If you received a luxury watch for Christmas, you’ll want to know how to take care of it. Not only will you ensure that your watch always looks its best, but by looking after it you can prolong its life and maintain tip-top condition.
So, without further ado, here are a few tips on looking after your luxury watch. We’ll also shine a light on some bad habits you might not be aware of. Here goes!
If you give it a light clean on a regular basis, you will have your watch for a long, long time. It’s better than giving it a ‘deep clean’ a couple of times a year. Here are a few cleaning steps:
- Get a soft cloth and dampen it a bit. Lightly clean the watch, and if you have leather straps then try not to get them wet as exposure to water can damage the appearance.
- Likewise, don’t immerse the watch in hot water. You’ll damage the internal workings, even if it’s waterproof (hot water is more damaging than say, the sea.
- If you have diamonds on your watch, you can gently scrub these with a soapy brush. Gently, mind!
Don’t immerse the watch in hot water. You’ll damage the internal workings, even if it’s waterproof (hot water is more damaging than say, the sea.
You wouldn’t be the first to take a dip in the ocean without knowing just how waterproof your watch really is. Each watch will have a waterproof rating, so if you’ve not looked at it how do you know what’s safe? Here’s a quick guide.
- Depths up to 3ATM* / 30 metres: Your watch is splash-proof, and will withstand small amounts of water submersion.
- Depths up to 5ATM / 50 metres: Your watch can be submerged in water and is fine for shallow swimming.
- Depths up to 10ATM / 100 metres: Your watch is fine for swimming, water sports, and snorkelling.

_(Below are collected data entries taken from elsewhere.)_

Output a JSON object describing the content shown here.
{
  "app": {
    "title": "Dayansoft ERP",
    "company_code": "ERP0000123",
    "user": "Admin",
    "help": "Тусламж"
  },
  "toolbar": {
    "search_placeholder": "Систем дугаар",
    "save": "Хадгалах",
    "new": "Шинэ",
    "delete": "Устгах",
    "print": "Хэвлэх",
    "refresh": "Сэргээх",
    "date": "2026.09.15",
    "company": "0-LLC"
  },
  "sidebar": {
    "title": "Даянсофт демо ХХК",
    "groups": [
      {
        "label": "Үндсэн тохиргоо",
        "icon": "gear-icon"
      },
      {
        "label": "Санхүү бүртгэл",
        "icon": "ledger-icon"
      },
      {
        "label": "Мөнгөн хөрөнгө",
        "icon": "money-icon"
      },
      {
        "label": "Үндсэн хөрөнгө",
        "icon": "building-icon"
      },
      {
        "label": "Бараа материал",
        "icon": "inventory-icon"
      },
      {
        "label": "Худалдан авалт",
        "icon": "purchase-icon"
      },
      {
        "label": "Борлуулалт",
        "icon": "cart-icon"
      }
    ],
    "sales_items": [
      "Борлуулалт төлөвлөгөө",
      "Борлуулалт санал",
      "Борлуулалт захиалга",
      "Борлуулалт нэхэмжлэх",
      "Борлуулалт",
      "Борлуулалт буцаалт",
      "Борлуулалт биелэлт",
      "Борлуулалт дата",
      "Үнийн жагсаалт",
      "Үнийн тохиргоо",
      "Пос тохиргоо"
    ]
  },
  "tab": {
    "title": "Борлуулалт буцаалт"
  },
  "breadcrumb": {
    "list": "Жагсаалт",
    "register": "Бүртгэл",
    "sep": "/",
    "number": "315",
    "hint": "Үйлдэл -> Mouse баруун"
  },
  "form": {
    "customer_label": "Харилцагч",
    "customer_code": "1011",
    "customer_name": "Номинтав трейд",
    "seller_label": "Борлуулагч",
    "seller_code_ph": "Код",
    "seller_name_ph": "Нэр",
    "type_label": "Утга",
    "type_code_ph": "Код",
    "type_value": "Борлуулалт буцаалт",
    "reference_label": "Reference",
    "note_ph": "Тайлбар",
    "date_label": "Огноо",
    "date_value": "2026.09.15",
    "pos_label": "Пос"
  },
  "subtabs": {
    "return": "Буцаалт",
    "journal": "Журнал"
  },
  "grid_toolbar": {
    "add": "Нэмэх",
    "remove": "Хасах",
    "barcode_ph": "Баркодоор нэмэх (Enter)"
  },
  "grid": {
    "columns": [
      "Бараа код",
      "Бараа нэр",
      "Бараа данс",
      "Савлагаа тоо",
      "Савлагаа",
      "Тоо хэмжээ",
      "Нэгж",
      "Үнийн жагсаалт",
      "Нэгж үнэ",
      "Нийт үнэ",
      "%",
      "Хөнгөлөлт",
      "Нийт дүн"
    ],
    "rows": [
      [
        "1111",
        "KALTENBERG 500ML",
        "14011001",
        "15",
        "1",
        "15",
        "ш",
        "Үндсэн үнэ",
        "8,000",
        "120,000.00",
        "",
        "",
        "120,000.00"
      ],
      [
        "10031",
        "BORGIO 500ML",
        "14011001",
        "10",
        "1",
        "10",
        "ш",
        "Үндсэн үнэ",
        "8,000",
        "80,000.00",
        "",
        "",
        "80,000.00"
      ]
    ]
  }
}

- Depths up to 20ATM / 200 metres: Your watch is perfect for scuba diving!
- Depths up to 30ATM / 300 metres+: Your watch is professional level waterproof, and great for deep sea diving.
*ATM is an abbreviation for atmospheres and is used to rate the water-resistance of a watch.
Especially if you have a leather strap, as sunlight exposure will fade the leather material as well as the colour of your watch. Also, exposure to heat will shorten the battery life and potentially damage the internal workings.
It may be stating the obvious, but avoid chemicals when you’re wearing your watch. Specifically, cleaning chemicals. They can warp the material of a leather strap, stain silver and gold, and generally weaken your watch.
It’s very common for watch owners to simply plonk their watch on the bedside table when it’s time to sleep. We recommend that you avoid doing this, especially if you have a watch made from silver, gold, or stainless steel. Or, any material for that matter because the first thing you’ll damage is the watch face. It’s the easiest way to scratch a watch, and it happens all the time.
Instead, place it back into the original box, or get yourself a watch case which will keep it nice and snug. Not only will a good case keep it snug, but you can also travel with confidence and the peace of mind that it’s completely protected.
Receiving a watch at Christmas is a very special gesture, so you’ll want to look after it the best you can
Receiving a watch at Christmas is a very special gesture, so you’ll want to look after it the best you can. Use the tips above to keep your watch in the best condition possible, and don’t forget: book your watch in for regular services (these can be provided by the manufacturer or a local watch repair expert).